Still, all of these episodes pale in comparison to the campaign’s wild May, which saw four McDaniel supporters charged in an alleged conspiracy to break into a nursing home to film Cochran’s sick wife for an attack video.
McDaniel ran promising a more aggressive and ideologically pure war against the Democratic agenda. Cochran argued that his seniority has helped Mississippi secure critical federal dollars and that McDaniel is an extremist who would embarrass the state in Washington.
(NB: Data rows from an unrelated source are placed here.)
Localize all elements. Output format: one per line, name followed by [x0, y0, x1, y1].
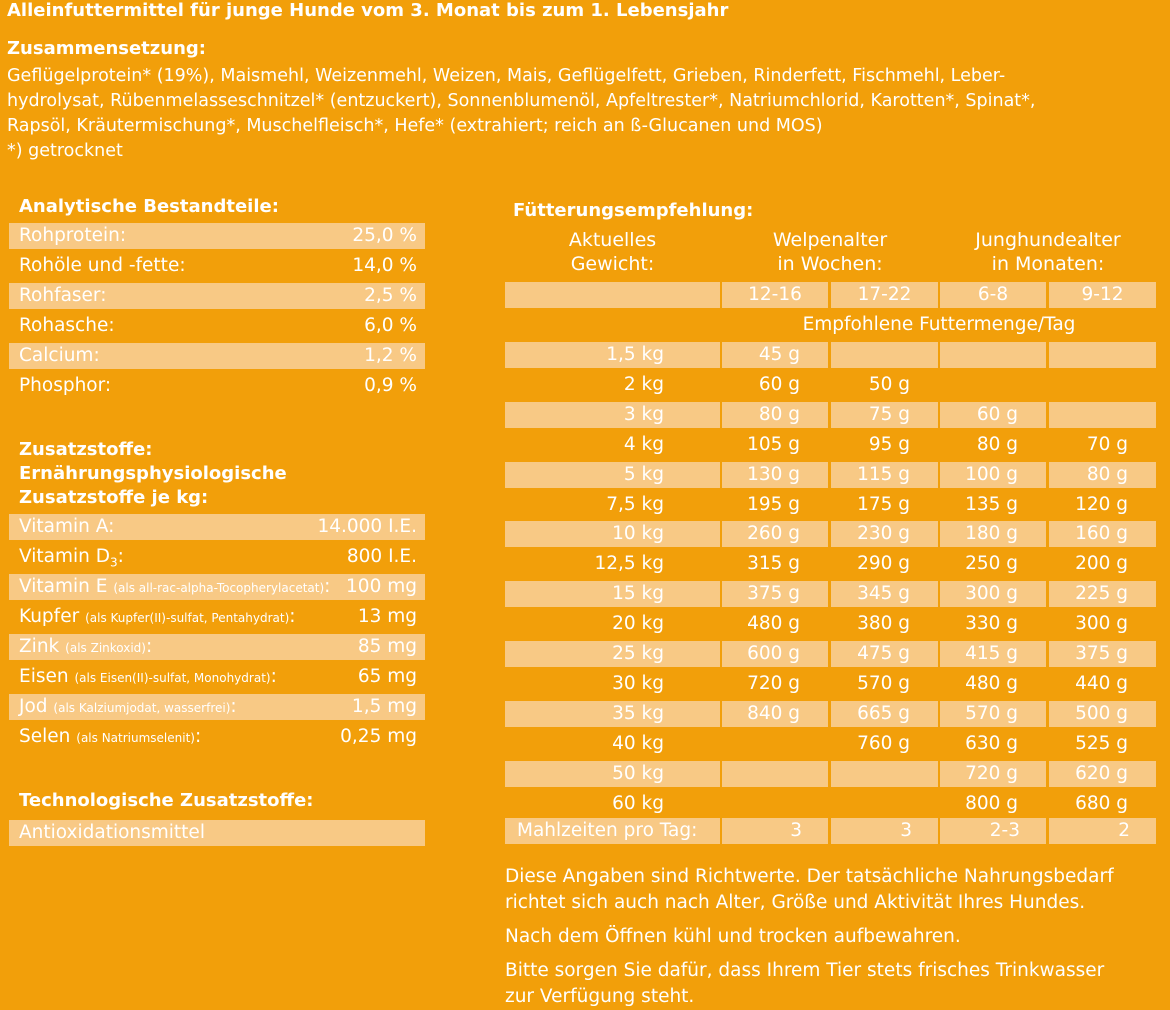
- feeding-amount-cell: [1049, 791, 1156, 817]
- feeding-amount-cell: [940, 791, 1046, 817]
- weight-value: 12,5 kg: [594, 553, 664, 574]
- meals-value: 3: [790, 820, 802, 841]
- feeding-amount-cell: [722, 462, 828, 488]
- additive-colon: :: [194, 726, 202, 747]
- meals-label: Mahlzeiten pro Tag:: [517, 820, 698, 841]
- additive-label: [19, 694, 237, 721]
- additive-label: [19, 514, 114, 540]
- feeding-amount-cell: [831, 342, 938, 368]
- header-young-age: [940, 228, 1156, 276]
- additive-colon: :: [230, 696, 237, 717]
- additive-colon: :: [289, 606, 296, 627]
- analytical-label: Rohöle und -fette:: [19, 255, 186, 276]
- weight-value: 15 kg: [612, 583, 664, 604]
- weight-value: 25 kg: [612, 643, 664, 664]
- feeding-amount: 175 g: [857, 494, 910, 515]
- feeding-amount-cell: [722, 432, 828, 458]
- feeding-amount: 415 g: [965, 643, 1018, 664]
- note-line: Bitte sorgen Sie dafür, dass Ihrem Tier stets frisches Trinkwasser: [505, 960, 1105, 981]
- weight-cell: [505, 342, 720, 368]
- note-line: richtet sich auch nach Alter, Größe und Aktivität Ihres Hundes.: [505, 892, 1086, 913]
- feeding-amount: 500 g: [1075, 703, 1128, 724]
- weight-value: 7,5 kg: [606, 494, 664, 515]
- feeding-amount-cell: [940, 521, 1046, 547]
- weight-cell: [505, 521, 720, 547]
- feeding-title: Fütterungsempfehlung:: [513, 200, 754, 221]
- analytical-label: Calcium:: [19, 345, 100, 366]
- feeding-amount: 375 g: [747, 583, 800, 604]
- additive-value: 85 mg: [357, 636, 417, 657]
- additive-subscript: 3: [110, 555, 118, 570]
- composition-footnote: *) getrocknet: [7, 141, 123, 161]
- feeding-amount: 60 g: [758, 374, 800, 395]
- feeding-amount-cell: [1049, 521, 1156, 547]
- feeding-amount: 570 g: [965, 703, 1018, 724]
- additive-name: Vitamin A:: [19, 516, 115, 537]
- additive-note: (als Natriumselenit): [76, 731, 195, 745]
- feeding-amount: 70 g: [1086, 434, 1128, 455]
- additive-name: Kupfer: [19, 606, 80, 627]
- feeding-amount: 250 g: [965, 553, 1018, 574]
- additive-value: 13 mg: [357, 606, 417, 627]
- feeding-amount: 760 g: [857, 733, 910, 754]
- additive-value: 0,25 mg: [340, 726, 417, 747]
- weight-value: 60 kg: [612, 793, 664, 814]
- feeding-amount-cell: [1049, 641, 1156, 667]
- weight-value: 5 kg: [623, 464, 664, 485]
- feeding-amount-cell: [722, 701, 828, 727]
- additive-label: [19, 634, 152, 661]
- feeding-amount-cell: [940, 432, 1046, 458]
- analytical-value: 25,0 %: [352, 225, 417, 246]
- feeding-amount-cell: [722, 731, 828, 757]
- analytical-label: Rohprotein:: [19, 225, 127, 246]
- additive-label: [19, 544, 124, 576]
- feeding-amount-cell: [940, 641, 1046, 667]
- additives-title-line: Zusatzstoffe:: [19, 439, 153, 460]
- header-weight: [505, 228, 720, 276]
- feeding-amount: 195 g: [747, 494, 800, 515]
- feeding-amount: 720 g: [965, 763, 1018, 784]
- feeding-amount: 300 g: [1075, 613, 1128, 634]
- meals-value: 2-3: [989, 820, 1020, 841]
- feeding-amount: 600 g: [747, 643, 800, 664]
- feeding-amount: 480 g: [965, 673, 1018, 694]
- additive-value: 1,5 mg: [351, 696, 417, 717]
- additive-colon: :: [270, 666, 277, 687]
- meals-cell: [940, 818, 1046, 844]
- additive-label: [19, 724, 201, 751]
- note-line: Diese Angaben sind Richtwerte. Der tatsächliche Nahrungsbedarf: [505, 866, 1114, 887]
- feeding-amount-cell: [831, 671, 938, 697]
- feeding-amount: 630 g: [965, 733, 1018, 754]
- weight-cell: [505, 551, 720, 577]
- analytical-value: 2,5 %: [364, 285, 417, 306]
- feeding-amount: 80 g: [758, 404, 800, 425]
- header-young-line: Junghundealter: [975, 229, 1121, 251]
- header-puppy-line: Welpenalter: [772, 229, 888, 251]
- feeding-amount-cell: [722, 671, 828, 697]
- feeding-amount-cell: [831, 432, 938, 458]
- additive-colon: :: [145, 636, 153, 657]
- analytical-value: 0,9 %: [364, 375, 417, 396]
- feeding-amount-cell: [940, 342, 1046, 368]
- feeding-amount: 200 g: [1075, 553, 1128, 574]
- composition-line: Rapsöl, Kräutermischung*, Muschelfleisch*, Hefe* (extrahiert; reich an ß-Glucanen und MOS): [7, 116, 823, 136]
- meals-cell: [1049, 818, 1156, 844]
- feeding-amount-cell: [722, 581, 828, 607]
- feeding-amount: 130 g: [747, 464, 800, 485]
- meals-value: 2: [1118, 820, 1130, 841]
- feeding-amount-cell: [831, 402, 938, 428]
- feeding-amount: 115 g: [857, 464, 910, 485]
- feeding-amount: 290 g: [857, 553, 910, 574]
- composition-title: Zusammensetzung:: [7, 38, 206, 59]
- meals-value: 3: [900, 820, 912, 841]
- header-puppy-line: in Wochen:: [777, 253, 883, 275]
- age-column-header: 17-22: [831, 282, 938, 308]
- feeding-amount-cell: [831, 492, 938, 518]
- additive-note: (als Zinkoxid): [65, 641, 146, 655]
- weight-cell: [505, 492, 720, 518]
- additive-note: (als Kupfer(II)-sulfat, Pentahydrat): [85, 611, 290, 625]
- feeding-amount-cell: [831, 521, 938, 547]
- analytical-label: Rohfaser:: [19, 285, 107, 306]
- additive-note: (als Kalziumjodat, wasserfrei): [53, 701, 231, 715]
- feeding-amount-cell: [722, 372, 828, 398]
- feeding-amount: 480 g: [747, 613, 800, 634]
- feeding-amount-cell: [722, 761, 828, 787]
- weight-value: 4 kg: [623, 434, 664, 455]
- feeding-amount: 380 g: [857, 613, 910, 634]
- feeding-amount: 105 g: [747, 434, 800, 455]
- feeding-amount-cell: [940, 372, 1046, 398]
- header-young-line: in Monaten:: [991, 253, 1105, 275]
- note-line: Nach dem Öffnen kühl und trocken aufbewahren.: [505, 926, 961, 947]
- additives-title-line: Ernährungsphysiologische: [19, 463, 287, 484]
- feeding-amount: 230 g: [857, 523, 910, 544]
- additive-name: Vitamin E: [19, 576, 108, 597]
- weight-value: 3 kg: [623, 404, 664, 425]
- age-column-header: 9-12: [1049, 282, 1156, 308]
- feeding-amount-cell: [831, 372, 938, 398]
- feeding-amount: 60 g: [976, 404, 1018, 425]
- feeding-amount: 75 g: [868, 404, 910, 425]
- feeding-amount-cell: [722, 342, 828, 368]
- feeding-amount-cell: [1049, 701, 1156, 727]
- additive-label: [19, 664, 277, 691]
- additive-label: [19, 604, 296, 631]
- feeding-amount: 300 g: [965, 583, 1018, 604]
- feeding-amount: 525 g: [1075, 733, 1128, 754]
- feeding-amount-cell: [831, 731, 938, 757]
- weight-value: 30 kg: [612, 673, 664, 694]
- analytical-title: Analytische Bestandteile:: [19, 196, 279, 217]
- weight-cell: [505, 372, 720, 398]
- age-header-blank: [505, 282, 720, 308]
- feeding-amount-cell: [831, 462, 938, 488]
- weight-value: 35 kg: [612, 703, 664, 724]
- analytical-value: 1,2 %: [364, 345, 417, 366]
- weight-cell: [505, 731, 720, 757]
- weight-cell: [505, 761, 720, 787]
- weight-cell: [505, 581, 720, 607]
- feeding-amount-cell: [940, 462, 1046, 488]
- feeding-amount: 225 g: [1075, 583, 1128, 604]
- feeding-amount-cell: [940, 731, 1046, 757]
- feeding-amount-cell: [831, 791, 938, 817]
- additive-name: Vitamin D: [19, 546, 110, 567]
- weight-value: 40 kg: [612, 733, 664, 754]
- weight-value: 1,5 kg: [606, 344, 664, 365]
- feeding-amount-cell: [1049, 611, 1156, 637]
- weight-cell: [505, 701, 720, 727]
- feeding-amount: 260 g: [747, 523, 800, 544]
- feeding-amount-cell: [722, 521, 828, 547]
- feeding-amount: 330 g: [965, 613, 1018, 634]
- feeding-amount: 50 g: [868, 374, 910, 395]
- feeding-amount-cell: [1049, 342, 1156, 368]
- weight-cell: [505, 671, 720, 697]
- feeding-amount-cell: [722, 402, 828, 428]
- additive-note: (als all-rac-alpha-Tocopherylacetat): [113, 581, 325, 595]
- weight-cell: [505, 641, 720, 667]
- additives-title-line: Zusatzstoffe je kg:: [19, 487, 209, 508]
- additive-value: 800 I.E.: [346, 546, 417, 567]
- feeding-amount: 800 g: [965, 793, 1018, 814]
- product-headline: Alleinfuttermittel für junge Hunde vom 3. Monat bis zum 1. Lebensjahr: [7, 0, 729, 21]
- feeding-amount-cell: [1049, 761, 1156, 787]
- feeding-amount-cell: [940, 611, 1046, 637]
- additive-name: Selen: [19, 726, 71, 747]
- feeding-amount: 475 g: [857, 643, 910, 664]
- feeding-amount-cell: [940, 581, 1046, 607]
- feeding-amount-cell: [1049, 492, 1156, 518]
- feeding-amount: 680 g: [1075, 793, 1128, 814]
- feeding-amount-cell: [831, 761, 938, 787]
- analytical-value: 6,0 %: [364, 315, 417, 336]
- analytical-label: Rohasche:: [19, 315, 115, 336]
- feeding-amount-cell: [831, 581, 938, 607]
- feeding-amount-cell: [722, 611, 828, 637]
- feeding-amount: 570 g: [857, 673, 910, 694]
- feeding-amount-cell: [1049, 462, 1156, 488]
- meals-cell: [722, 818, 828, 844]
- additive-value: 100 mg: [346, 576, 417, 597]
- feeding-amount-cell: [1049, 671, 1156, 697]
- feeding-amount-cell: [940, 701, 1046, 727]
- meals-cell: [831, 818, 938, 844]
- feeding-amount-cell: [722, 492, 828, 518]
- weight-value: 20 kg: [612, 613, 664, 634]
- age-column-header: 12-16: [722, 282, 828, 308]
- feeding-amount-cell: [1049, 372, 1156, 398]
- additive-colon: :: [324, 576, 331, 597]
- additive-name: Zink: [19, 636, 60, 657]
- meals-label-cell: [505, 818, 720, 844]
- feeding-amount-cell: [1049, 551, 1156, 577]
- header-puppy-age: [722, 228, 938, 276]
- analytical-value: 14,0 %: [352, 255, 417, 276]
- additive-note: (als Eisen(II)-sulfat, Monohydrat): [74, 671, 271, 685]
- composition-line: Geflügelprotein* (19%), Maismehl, Weizenmehl, Weizen, Mais, Geflügelfett, Grieben, Rinderfett, Fischmehl, Leber-: [7, 66, 1006, 86]
- feeding-amount: 440 g: [1075, 673, 1128, 694]
- feeding-amount-cell: [831, 551, 938, 577]
- feeding-amount-cell: [831, 701, 938, 727]
- feeding-amount-cell: [940, 551, 1046, 577]
- composition-text: [7, 64, 1157, 164]
- weight-value: 10 kg: [612, 523, 664, 544]
- feeding-amount-cell: [722, 791, 828, 817]
- feeding-amount: 315 g: [747, 553, 800, 574]
- feeding-amount: 100 g: [965, 464, 1018, 485]
- feeding-amount-cell: [940, 402, 1046, 428]
- weight-cell: [505, 462, 720, 488]
- technological-title: Technologische Zusatzstoffe:: [19, 790, 314, 811]
- feeding-amount-cell: [940, 671, 1046, 697]
- age-column-header: 6-8: [940, 282, 1046, 308]
- feeding-amount: 620 g: [1075, 763, 1128, 784]
- note-line: zur Verfügung steht.: [505, 986, 695, 1007]
- additive-value: 14.000 I.E.: [317, 516, 417, 537]
- analytical-label: Phosphor:: [19, 375, 112, 396]
- additives-title: [19, 438, 287, 510]
- feeding-amount: 135 g: [965, 494, 1018, 515]
- feeding-amount-cell: [831, 641, 938, 667]
- feeding-amount-cell: [1049, 581, 1156, 607]
- feeding-amount: 665 g: [857, 703, 910, 724]
- feeding-amount-cell: [722, 551, 828, 577]
- weight-value: 2 kg: [623, 374, 664, 395]
- feeding-amount-cell: [940, 492, 1046, 518]
- feeding-amount: 80 g: [976, 434, 1018, 455]
- feeding-amount: 720 g: [747, 673, 800, 694]
- weight-cell: [505, 791, 720, 817]
- header-weight-line: Gewicht:: [570, 253, 655, 275]
- feeding-amount-cell: [831, 611, 938, 637]
- feeding-amount: 375 g: [1075, 643, 1128, 664]
- additive-name: Eisen: [19, 666, 69, 687]
- feeding-amount: 345 g: [857, 583, 910, 604]
- feeding-amount-cell: [1049, 402, 1156, 428]
- feeding-amount-cell: [722, 641, 828, 667]
- feeding-amount: 840 g: [747, 703, 800, 724]
- technological-item: Antioxidationsmittel: [19, 822, 205, 843]
- weight-cell: [505, 611, 720, 637]
- weight-value: 50 kg: [612, 763, 664, 784]
- feeding-amount-cell: [940, 761, 1046, 787]
- feeding-amount: 160 g: [1075, 523, 1128, 544]
- feeding-amount: 120 g: [1075, 494, 1128, 515]
- additive-label: [19, 574, 330, 601]
- feeding-amount: 45 g: [758, 344, 800, 365]
- header-weight-line: Aktuelles: [568, 229, 657, 251]
- feeding-amount-cell: [1049, 432, 1156, 458]
- feeding-amount: 180 g: [965, 523, 1018, 544]
- feeding-amount: 95 g: [868, 434, 910, 455]
- weight-cell: [505, 432, 720, 458]
- additive-name: Jod: [19, 696, 48, 717]
- composition-line: hydrolysat, Rübenmelasseschnitzel* (entzuckert), Sonnenblumenöl, Apfeltrester*, Natriumchlorid, Karotten*, Spinat*,: [7, 91, 1036, 111]
- feeding-amount-cell: [1049, 731, 1156, 757]
- additive-value: 65 mg: [357, 666, 417, 687]
- feeding-subheader: Empfohlene Futtermenge/Tag: [802, 314, 1076, 335]
- weight-cell: [505, 402, 720, 428]
- feeding-amount: 80 g: [1086, 464, 1128, 485]
- additive-colon: :: [117, 546, 124, 567]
As the first round of voting made clear, Cochran was on his heels with Republican voters. A poll on Monday by Democratic firm Chism Strategies found McDaniel leading Cochran by eight points among GOP primary voters. To close the gap, Cochran and his allies invited Democrats and especially African-Americans to vote for him over McDaniel, who was accused of inflaming racial tensions in public statements and appearances.
A coalition of tea party groups, led by the Senate Conservatives Fund, tried to counter this crossover appeal by posting election observers at polling stations to watch for attempts by Democrats to influence the GOP race that they claim could be illegal.
“The Cochran campaign and its Establishment allies are now on notice: You and your Democrat-operative hired guns will not succeed in breaking the law to steal this election,” Jenny Beth Martin, chairman of the participating Tea Party Patriots Citizens Fund, said in a statement.
While it’s not uncommon for campaigns to dispatch supporters to look out for irregularities, the racial politics of Mississippi and vagueness of the state’s election laws make for a delicate situation.
Mississippi allows Democrats to vote in Republican primaries so long as they didn’t vote in their own party’s primary already. But tea party groups also invoked a statute that forbids voters from choosing a candidate that they do not intend to support in the general election.